My Musings – It’s funny, some of the things you remember from your childhood. On Sunday afternoons, a local (Chicago) television station alternated airing old detective movie series that we always watched as a family. One week it would be an old Charlie Chan movie (starring either Warner Oland or Sidney Toler — neither were Chinese), the next week an old Sherlock Holmes movie (starring Basil Rathbone –he really was an Englishman). Charlie Chan always had his clever Chinese proverbs. And, without fail, upon solving the crime, Sherlock Holmes would say to an astonished Dr. Watson (played by Nigel Bruce), “elementary, my dear Watson.” Interestingly enough, a quote from the movies but not from the Sir Arthur Conan Doyle stories.

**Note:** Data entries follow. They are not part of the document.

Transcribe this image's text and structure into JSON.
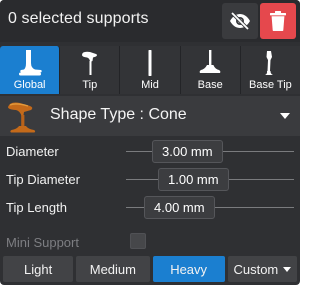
{
  "header": {
    "selection_text": "0 selected supports",
    "hide_icon": "eye-slash-icon",
    "delete_icon": "trash-icon",
    "delete_color": "#e5484d"
  },
  "tabs": [
    {
      "label": "Global",
      "icon": "support-global-icon",
      "active": true
    },
    {
      "label": "Tip",
      "icon": "support-tip-icon",
      "active": false
    },
    {
      "label": "Mid",
      "icon": "support-mid-icon",
      "active": false
    },
    {
      "label": "Base",
      "icon": "support-base-icon",
      "active": false
    },
    {
      "label": "Base Tip",
      "icon": "support-base-tip-icon",
      "active": false
    }
  ],
  "shape": {
    "label": "Shape Type : Cone",
    "icon": "cone-support-icon"
  },
  "params": {
    "diameter": {
      "label": "Diameter",
      "value": "3.00 mm"
    },
    "tip_diameter": {
      "label": "Tip Diameter",
      "value": "1.00 mm"
    },
    "tip_length": {
      "label": "Tip Length",
      "value": "4.00 mm"
    }
  },
  "mini_support": {
    "label": "Mini Support",
    "checked": false
  },
  "presets": [
    {
      "label": "Light",
      "active": false
    },
    {
      "label": "Medium",
      "active": false
    },
    {
      "label": "Heavy",
      "active": true
    },
    {
      "label": "Custom",
      "active": false
    }
  ],
  "accent": "#1b7fd0"
}
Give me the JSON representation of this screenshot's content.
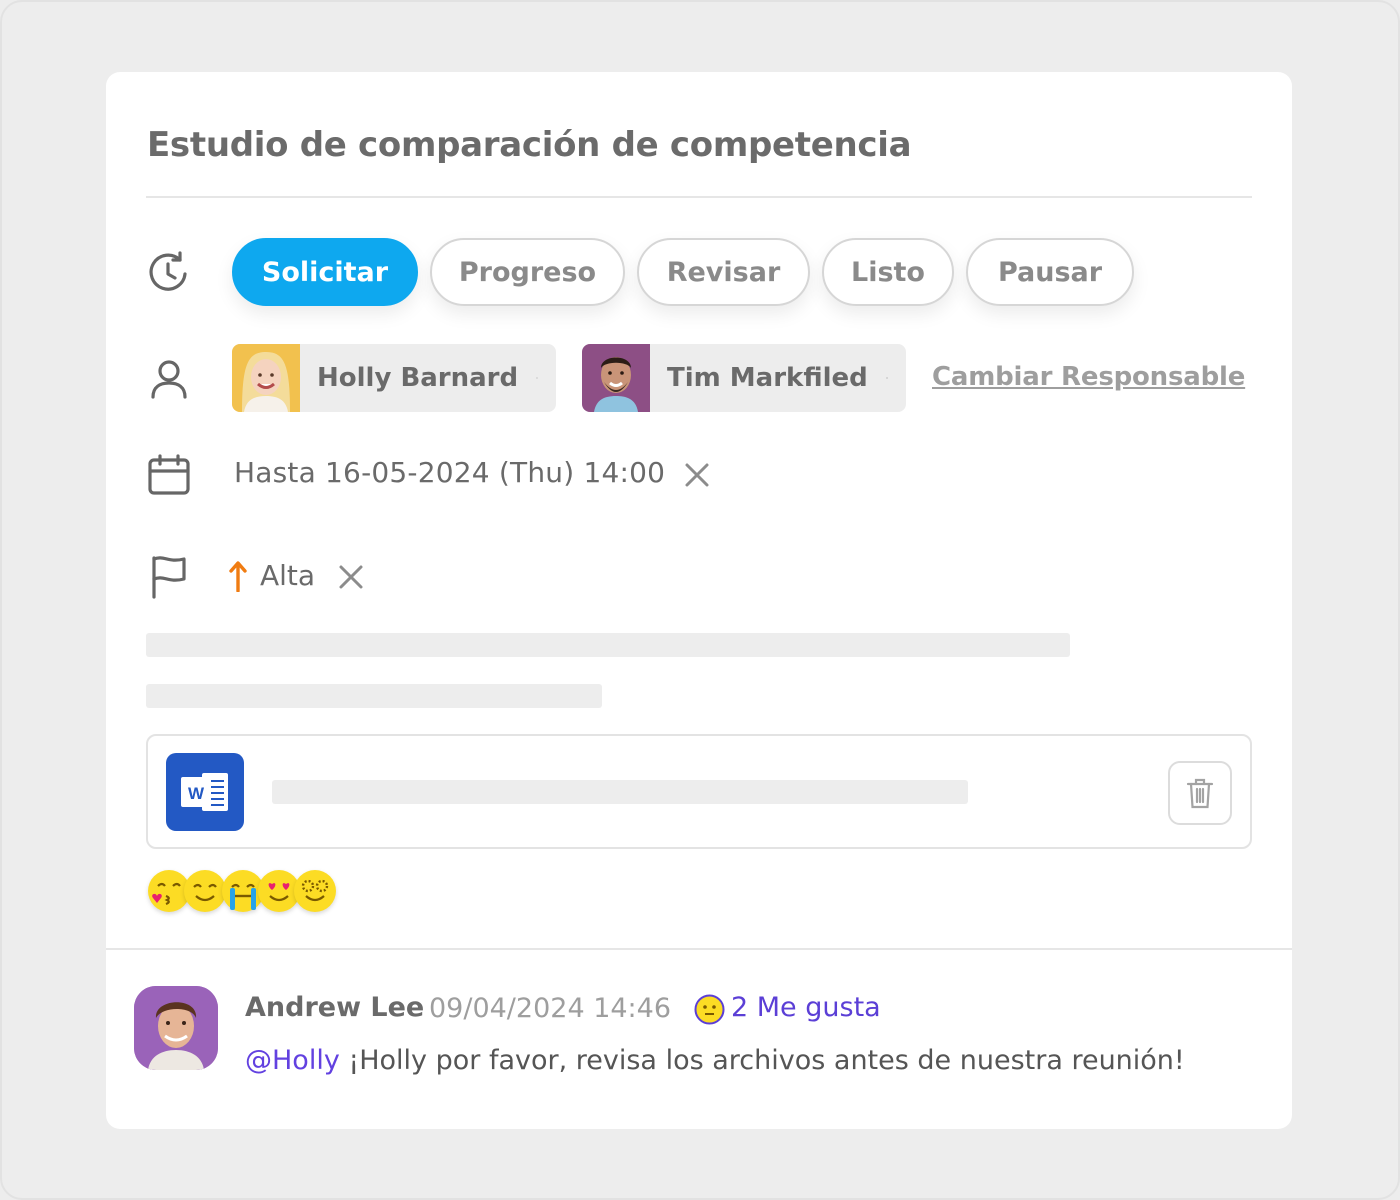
{
  "task": {
    "title": "Estudio de comparación de competencia"
  },
  "status": {
    "options": [
      "Solicitar",
      "Progreso",
      "Revisar",
      "Listo",
      "Pausar"
    ],
    "selected": "Solicitar"
  },
  "assignees": {
    "people": [
      {
        "name": "Holly Barnard"
      },
      {
        "name": "Tim Markfiled"
      }
    ],
    "change_label": "Cambiar Responsable"
  },
  "due": {
    "prefix": "Hasta",
    "date": "16-05-2024",
    "weekday": "(Thu)",
    "time": "14:00"
  },
  "priority": {
    "label": "Alta",
    "color": "#f07c12"
  },
  "attachment": {
    "type_icon": "word-document-icon",
    "accent": "#2359c4"
  },
  "reactions": [
    "kiss-emoji",
    "smile-emoji",
    "laugh-tears-emoji",
    "heart-eyes-emoji",
    "star-eyes-emoji"
  ],
  "comment": {
    "author": "Andrew Lee",
    "timestamp": "09/04/2024 14:46",
    "likes_label": "2 Me gusta",
    "mention": "@Holly",
    "text": "¡Holly por favor, revisa los archivos antes de nuestra reunión!"
  },
  "colors": {
    "accent": "#0ea8ef",
    "mention": "#6241e0"
  }
}
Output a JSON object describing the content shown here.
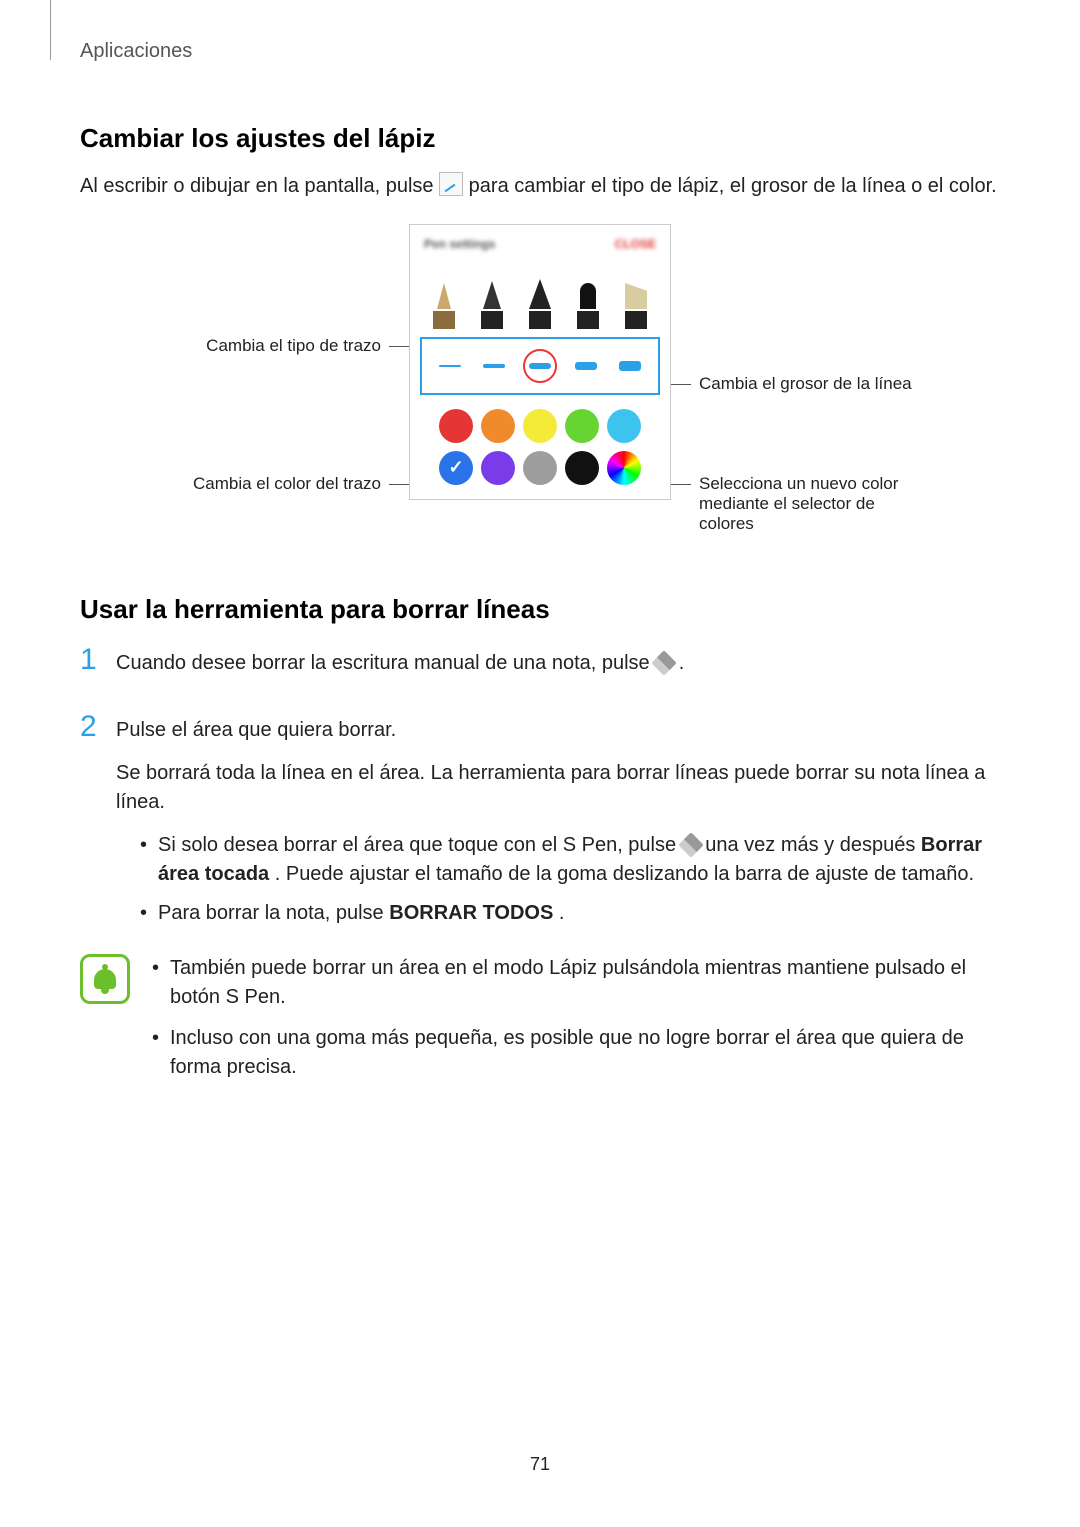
{
  "header": {
    "section": "Aplicaciones"
  },
  "pen": {
    "heading": "Cambiar los ajustes del lápiz",
    "text_a": "Al escribir o dibujar en la pantalla, pulse ",
    "text_b": " para cambiar el tipo de lápiz, el grosor de la línea o el color.",
    "panel": {
      "title": "Pen settings",
      "close": "CLOSE",
      "thickness_selected_index": 2,
      "colors_row1": [
        "#e53535",
        "#f08b2c",
        "#f3ea3a",
        "#66d531",
        "#3cc4ef"
      ],
      "colors_row2": [
        "#2a73e8",
        "#7a3be8",
        "#9e9e9e",
        "#111111",
        "rainbow"
      ],
      "selected_color_index": 5
    },
    "callouts": {
      "nib": "Cambia el tipo de trazo",
      "color": "Cambia el color del trazo",
      "thickness": "Cambia el grosor de la línea",
      "picker": "Selecciona un nuevo color mediante el selector de colores"
    }
  },
  "eraser": {
    "heading": "Usar la herramienta para borrar líneas",
    "step1": {
      "pre": "Cuando desee borrar la escritura manual de una nota, pulse ",
      "post": "."
    },
    "step2": {
      "line1": "Pulse el área que quiera borrar.",
      "line2": "Se borrará toda la línea en el área. La herramienta para borrar líneas puede borrar su nota línea a línea.",
      "b1_pre": "Si solo desea borrar el área que toque con el S Pen, pulse ",
      "b1_mid": " una vez más y después ",
      "b1_bold": "Borrar área tocada",
      "b1_post": ". Puede ajustar el tamaño de la goma deslizando la barra de ajuste de tamaño.",
      "b2_pre": "Para borrar la nota, pulse ",
      "b2_bold": "BORRAR TODOS",
      "b2_post": "."
    },
    "note": {
      "n1": "También puede borrar un área en el modo Lápiz pulsándola mientras mantiene pulsado el botón S Pen.",
      "n2": "Incluso con una goma más pequeña, es posible que no logre borrar el área que quiera de forma precisa."
    }
  },
  "steps": {
    "s1": "1",
    "s2": "2"
  },
  "page_number": "71"
}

Funny, isn’t it? How so many of the the “wise and learned” fail to grasp something so “elementary” (straightforward and uncomplicated) as the Gospel, while those with simple child-like faith just “get it.” The world has invented many so-called alternative paths to God that are complicated or require extraordinary effort to accomplish. Following many paths that lead to destruction, while turning their backs on the one path that leads to life. To quote one of Charlie Chan’s proverbs, “destination never reached by turning back on same.” (Charlie Chan at Monte Carlo).
My Advice – Don’t be so wise and learned that you ignore the elementary and never reach the right destination. If you turn your “back on same,” do not be astonished that you never get there.
4 thoughts on “Elementary”
Reblogged this on The Brew Is A Musing.
A brilliant intertwining of two old detectives and their sayings, Steve! I too was raised in the Chicago area, but don’t remember those Sunday afternoon programs. Chances are they weren’t running those old movies when I was growing up in the 50s and 60s. They started later! But maybe you remember Garfield Goose?!
I do remember Garfield Goose. I am 67. The programs I mention ran around noon or 1:00 p.m. Before Frazier Thomas (later on Roy Leonard) and Family Classics later in the day. I thought it was WGN I watched them on, but we live between Chicago and Rockford, so it may have been a Rockford station.
We rarely got home from church before 12:30, so even if that program was on WGN, we wouldn’t have been watching TV at that time. / Just a fun FYI: the first puppeteer to do Garfield Goose went to our church: Bruce Newton.